What would be the correct way to do this?

Creating a new tensor via:

output_image = torch.tensor(output_image, requires_grad=True)

will detach it from the computation graph. Setting requires_grad=True does not change it and will track all differentiable operations involving this tensors after this line of code.
If some_package.generate_image is not using PyTorch you would need to implement the backward passes via custom autograd.Functions as described here.

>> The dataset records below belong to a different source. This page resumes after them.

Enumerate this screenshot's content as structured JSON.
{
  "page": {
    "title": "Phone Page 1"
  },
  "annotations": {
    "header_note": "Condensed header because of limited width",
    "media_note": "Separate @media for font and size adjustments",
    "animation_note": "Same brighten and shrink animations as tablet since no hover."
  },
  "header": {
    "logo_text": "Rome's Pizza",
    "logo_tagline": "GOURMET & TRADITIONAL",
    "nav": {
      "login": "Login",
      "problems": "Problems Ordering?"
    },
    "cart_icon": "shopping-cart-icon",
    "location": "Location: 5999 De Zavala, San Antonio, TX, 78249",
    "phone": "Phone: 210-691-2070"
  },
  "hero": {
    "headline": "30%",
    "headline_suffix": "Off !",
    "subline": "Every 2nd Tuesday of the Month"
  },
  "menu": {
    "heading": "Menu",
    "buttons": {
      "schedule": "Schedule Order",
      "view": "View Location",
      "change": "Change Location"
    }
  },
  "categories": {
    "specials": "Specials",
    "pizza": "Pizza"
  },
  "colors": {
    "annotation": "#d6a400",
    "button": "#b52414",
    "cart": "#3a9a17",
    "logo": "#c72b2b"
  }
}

Ok, that is a good lead, thank you. I’ve implemented something like this, based on the example you referenced:

class DipoleModel(torch.autograd.Function):     
    @staticmethod
    def forward(self, input_vector):          
        output_image = some_package.generate_image(input_vector)
        output_image = torch.tensor(output_image, dtype=torch.float32)
        return output_image
    
    @staticmethod
    def backward(ctx, grad_output):      
        # grad_output is same shape as image
        # do something with the grad_output?
        pass
        
        
# Initialize parameters
initial_parameters = torch.nn.Parameter(torch.rand(9), requires_grad=True)

# Target image
target_image = torch.rand((320, 320), dtype=torch.float32, requires_grad=True)

# Loss function
criterion = torch.nn.MSELoss()

num_epochs = 100

lr = 0.01

# Optimization loop
pbar = tqdm(range(num_epochs))
for epoch in pbar:  # replace with the number of epochs you want

    generated_image = DipoleModel.apply(initial_parameters)
    
    loss = criterion(generated_image, target_image)    
    loss.backward()
    
    with torch.no_grad():
        initial_parameters -= lr * initial_parameters.grad        
        initial_parameters.grad = None

The main problem now, is because from PyTorch’s point of view, that parameter vector doesn’t directly participate in the generation of the image, it doesn’t know what the connection between the image and the vector is.

And when I compute the gradient, it (grad_output) has the same shape as the generated and target images. In this case, it’s 320 x 320, which I somehow have to compress into a 9 x 1 vector to update the weights.

But because there’s no direct connection between the two, it’s quite tricky.